No one understands how bad I hurt.
I cannot get out of bed.
I am always tired.
I cannot concentrate.
My homework just sits there.
No one asks me about it.
I don't want anyone to know.
I feel empty.
The fireworks of emotions rule and students need to know they are not crazy. They are grieving. It is all natural and normal. And it will come and go in different degrees, sometimes when least expected. The rollercoaster of grief is an unending up and down journey of sorrow and heartfelt pain.
How Parents Can Help
A call to the mourning family is always appreciated. Suggest to parents, if appropriate, that children need honesty. They often imagine things much worse than the truth. Help their child show emotion and share tears and feelings. Provide honest answers always.
Because lack of control is rampant, find ways a child can make choices (bedtime, when to study, family activity, etc.).

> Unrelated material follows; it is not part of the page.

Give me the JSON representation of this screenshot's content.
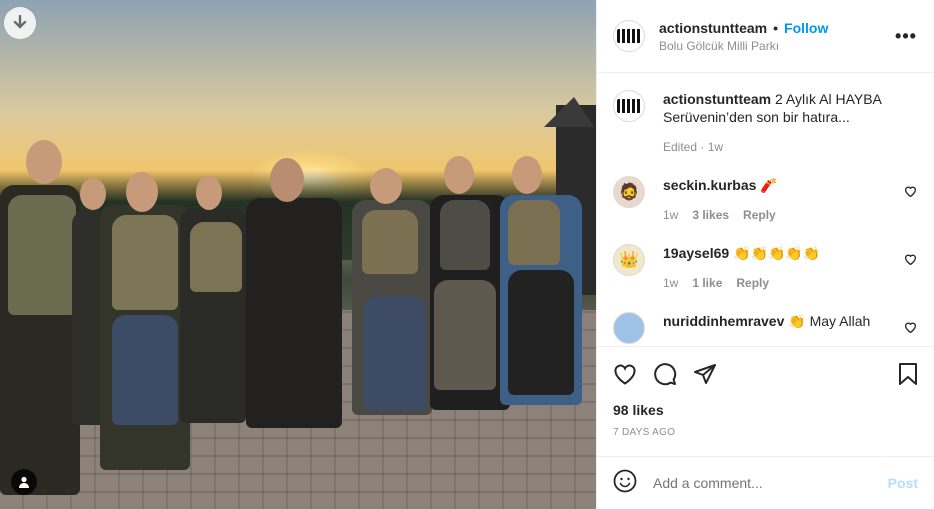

Find ways for your child to memorialize their loved one. It is important to remember their lives, keep them close to their heart, and share memories of them. Also, remind children it is okay to get back to the routine of school, to laugh, and to live life.
I often ask students to bring a picture of their loved one, their obituary, funeral program, or whatever ritual was planned at their death. Something is always brought to me. It is the ultimate honoring of someone's life to share them with another.
How Teachers Can Help
Teachers are critical in a bereaved child's return to school. They need to show their concern and care for the student. Send them a card, note, flowers, frame to put a picture in, and ask them how they are doing in private. Students do not forget that a teacher showed them sympathy. One student told me when she returned to school after her father died that her geography teacher hugged her in the hallway and cried with her. This was a major happening in the student's life. Their school life is the major portion of their social life and, as faculty, we need to intertwine with their sorrow and let them know how much we care about them personally as well as about their success in the classroom. They are now a different person and we are a link to their transition back to their educational and social world.
Practical Self- Disclosures
Things to say that might help you build rapport with a student and entice them to share their grief story with you:
- I am much older than you, but since my ___________ died it has been really hard on me.
- Your teachers told me you have had a death in your family. They really like you and care about you.
- I talk to a lot of kids here about death and how it changes their life. If you don't want to talk to me it is okay.
- Sometimes it is nice to know me. I'm a nobody in your life. You won't see me at your neighborhood, church, grocery store and we can keep conversations between us.
Normal Day, Let Me Be Aware of the Treasure You Are.
Mary Jean Iron
References
Auden, W. H. (1968). Collected poems EveryDayGrief, LLC. (2006). Training seminars for helping professionals.
Harris, M. (1995). The lifelong impact of the early death of a mother or father. New York: E.P. Dutton. Ross, Elisabeth Kubler-Ross. (1973). On death and dying. Routledge.
Worden, J. W. (1996). Children and grief: When a parent dies. New York: Guilford. ED 405 133.